Equity and 21st-Century Learning
With the beginning of the "Great Minnesota Get-Together" different people are reminded of different things. School administrators are reminded of MCA scores. It is understandable as much can be at stake when we seek validation via test scores. Don't get me wrong - the skills of reading and mathematics are absolutely essential to being good students, workers and citizens. I can't imagine a time when these areas are not central to curriculum and instruction. However, the North Park Leadership Team learned last year from the writing of Dr. Yong Zhao that they are not the only essential skills. From Sir Ken Robinson we learned that sometimes it seems like we have duped ourselves into putting disproportionate emphasis on these two skills - because they are the direct causation of our validation via test scores - that we forget about the big picture. We forget that reading and math do not need to be taught in individual vacuums comprising the whole of the school day. We allow ourselves to forget the majority of the skills our kids will need to master to be functional adults.
It does not take years of investigation to determine which schools are most negatively affected by this mindset. The schools that spend six-and-a-half hours teaching mostly reading and math - slower, louder, repetitively - tend to be the schools that have the highest levels of students living in poverty. They tend to be the schools that have majority populations of students of color. They are often the schools that have the fewest students speaking English as a first language. These are the schools that are more likely to spend a disproportionate amount of the day doing interventions focused only on reading and math. As a result, they are less likely to have project based learning or comprehensive music, visual and digital arts programming - learning opportunities that refine skills that we have come to recognize are every bit as important to building a successful life.
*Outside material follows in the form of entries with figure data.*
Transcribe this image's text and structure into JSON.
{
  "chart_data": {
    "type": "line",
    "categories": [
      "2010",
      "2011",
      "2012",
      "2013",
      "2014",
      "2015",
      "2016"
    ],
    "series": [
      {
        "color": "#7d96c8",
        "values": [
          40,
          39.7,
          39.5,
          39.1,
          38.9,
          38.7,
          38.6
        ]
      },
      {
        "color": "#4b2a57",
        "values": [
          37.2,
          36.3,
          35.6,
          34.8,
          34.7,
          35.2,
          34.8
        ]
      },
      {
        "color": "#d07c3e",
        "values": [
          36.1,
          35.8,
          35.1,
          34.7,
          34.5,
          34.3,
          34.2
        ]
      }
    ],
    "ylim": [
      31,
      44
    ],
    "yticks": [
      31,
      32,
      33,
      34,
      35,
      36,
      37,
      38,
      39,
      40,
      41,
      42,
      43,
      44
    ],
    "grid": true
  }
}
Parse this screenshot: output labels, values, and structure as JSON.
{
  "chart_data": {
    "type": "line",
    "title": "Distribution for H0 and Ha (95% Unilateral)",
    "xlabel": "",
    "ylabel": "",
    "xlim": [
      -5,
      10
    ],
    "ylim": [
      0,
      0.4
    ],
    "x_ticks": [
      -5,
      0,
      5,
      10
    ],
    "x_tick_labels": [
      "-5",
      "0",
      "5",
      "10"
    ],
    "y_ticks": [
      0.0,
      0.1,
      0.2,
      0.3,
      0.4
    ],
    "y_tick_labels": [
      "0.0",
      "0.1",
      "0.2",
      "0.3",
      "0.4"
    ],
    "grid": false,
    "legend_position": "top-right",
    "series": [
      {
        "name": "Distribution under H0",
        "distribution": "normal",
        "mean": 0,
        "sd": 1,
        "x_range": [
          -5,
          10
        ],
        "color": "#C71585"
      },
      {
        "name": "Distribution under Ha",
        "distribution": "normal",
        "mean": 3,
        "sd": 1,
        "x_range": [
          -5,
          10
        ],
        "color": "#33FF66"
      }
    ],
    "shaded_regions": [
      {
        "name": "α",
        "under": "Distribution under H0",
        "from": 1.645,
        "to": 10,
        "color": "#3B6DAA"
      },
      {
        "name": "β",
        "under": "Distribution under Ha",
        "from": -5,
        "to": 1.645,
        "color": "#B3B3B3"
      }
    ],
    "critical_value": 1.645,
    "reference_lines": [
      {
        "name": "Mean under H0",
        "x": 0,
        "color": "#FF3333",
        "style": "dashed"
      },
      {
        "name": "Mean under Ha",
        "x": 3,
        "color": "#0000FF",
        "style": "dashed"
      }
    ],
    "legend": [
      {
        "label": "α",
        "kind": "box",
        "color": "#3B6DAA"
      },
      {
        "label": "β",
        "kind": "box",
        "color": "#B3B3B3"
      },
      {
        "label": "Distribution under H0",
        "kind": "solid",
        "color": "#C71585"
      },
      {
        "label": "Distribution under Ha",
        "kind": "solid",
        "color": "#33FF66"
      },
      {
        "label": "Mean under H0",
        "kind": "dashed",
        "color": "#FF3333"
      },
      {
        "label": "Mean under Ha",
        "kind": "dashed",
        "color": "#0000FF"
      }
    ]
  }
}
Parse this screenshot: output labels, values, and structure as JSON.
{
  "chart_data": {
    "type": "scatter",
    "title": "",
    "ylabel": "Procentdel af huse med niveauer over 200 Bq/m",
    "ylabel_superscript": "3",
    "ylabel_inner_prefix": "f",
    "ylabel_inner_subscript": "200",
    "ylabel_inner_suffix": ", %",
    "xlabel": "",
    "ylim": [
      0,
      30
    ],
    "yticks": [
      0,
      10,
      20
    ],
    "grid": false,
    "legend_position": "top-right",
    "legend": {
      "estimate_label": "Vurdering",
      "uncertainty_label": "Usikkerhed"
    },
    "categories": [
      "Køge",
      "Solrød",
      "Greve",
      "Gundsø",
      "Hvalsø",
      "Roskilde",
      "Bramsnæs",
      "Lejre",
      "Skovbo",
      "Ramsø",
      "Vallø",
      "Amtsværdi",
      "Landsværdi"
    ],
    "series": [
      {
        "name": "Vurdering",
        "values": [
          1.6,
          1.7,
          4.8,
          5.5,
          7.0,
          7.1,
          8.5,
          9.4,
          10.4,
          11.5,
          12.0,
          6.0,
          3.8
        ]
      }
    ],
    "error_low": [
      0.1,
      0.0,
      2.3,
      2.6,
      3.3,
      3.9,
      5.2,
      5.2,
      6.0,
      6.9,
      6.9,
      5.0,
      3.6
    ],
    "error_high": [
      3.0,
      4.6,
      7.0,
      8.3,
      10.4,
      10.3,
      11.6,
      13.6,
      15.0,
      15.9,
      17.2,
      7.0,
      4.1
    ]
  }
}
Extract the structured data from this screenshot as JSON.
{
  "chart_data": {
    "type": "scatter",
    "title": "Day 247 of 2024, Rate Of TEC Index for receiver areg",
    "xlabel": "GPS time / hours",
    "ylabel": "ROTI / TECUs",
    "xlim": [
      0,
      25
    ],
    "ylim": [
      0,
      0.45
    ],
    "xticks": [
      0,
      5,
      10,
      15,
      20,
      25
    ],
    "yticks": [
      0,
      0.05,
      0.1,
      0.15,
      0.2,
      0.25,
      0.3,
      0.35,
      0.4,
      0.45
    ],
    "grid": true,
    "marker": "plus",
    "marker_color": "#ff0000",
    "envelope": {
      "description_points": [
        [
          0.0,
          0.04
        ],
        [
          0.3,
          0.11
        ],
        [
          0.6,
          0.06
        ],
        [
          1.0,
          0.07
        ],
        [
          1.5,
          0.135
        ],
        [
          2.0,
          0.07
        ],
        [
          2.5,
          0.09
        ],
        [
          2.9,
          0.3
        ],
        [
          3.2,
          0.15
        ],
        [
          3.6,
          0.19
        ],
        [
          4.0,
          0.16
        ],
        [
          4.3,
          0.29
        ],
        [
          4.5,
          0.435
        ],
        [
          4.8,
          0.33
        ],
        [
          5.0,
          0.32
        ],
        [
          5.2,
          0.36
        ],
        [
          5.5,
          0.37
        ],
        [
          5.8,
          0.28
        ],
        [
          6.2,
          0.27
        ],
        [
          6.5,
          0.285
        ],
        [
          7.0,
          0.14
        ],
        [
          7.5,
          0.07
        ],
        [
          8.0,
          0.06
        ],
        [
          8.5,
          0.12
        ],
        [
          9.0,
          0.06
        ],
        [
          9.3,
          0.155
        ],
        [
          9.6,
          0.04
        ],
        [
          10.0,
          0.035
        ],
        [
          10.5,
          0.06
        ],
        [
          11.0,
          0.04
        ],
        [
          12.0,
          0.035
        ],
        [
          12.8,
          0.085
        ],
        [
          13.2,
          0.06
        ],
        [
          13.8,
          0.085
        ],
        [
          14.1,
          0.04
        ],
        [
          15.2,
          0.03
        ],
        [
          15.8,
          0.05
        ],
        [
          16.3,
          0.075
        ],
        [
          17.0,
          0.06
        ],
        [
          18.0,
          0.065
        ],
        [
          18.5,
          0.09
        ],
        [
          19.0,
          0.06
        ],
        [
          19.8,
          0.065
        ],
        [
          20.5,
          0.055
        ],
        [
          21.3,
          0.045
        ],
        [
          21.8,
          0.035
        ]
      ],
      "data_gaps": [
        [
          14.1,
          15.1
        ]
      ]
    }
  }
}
By continuing the methodology of More, Faster, Louder and denying students in low performing schools regular opportunities to practice and master the myriad other skills they will need to be successful in a highly competitive workforce, we marginalize the same groups of students over and over again. This marginalization is not just relevant to school, but to life.
To rethink how we attend to improving test scores is to rethink how we attend to improving the quality of learning for all of our students. Providing opportunity for mastery of 21st Century skills is an issue of equity. At North Park, we are committed to providing our students such opportunities.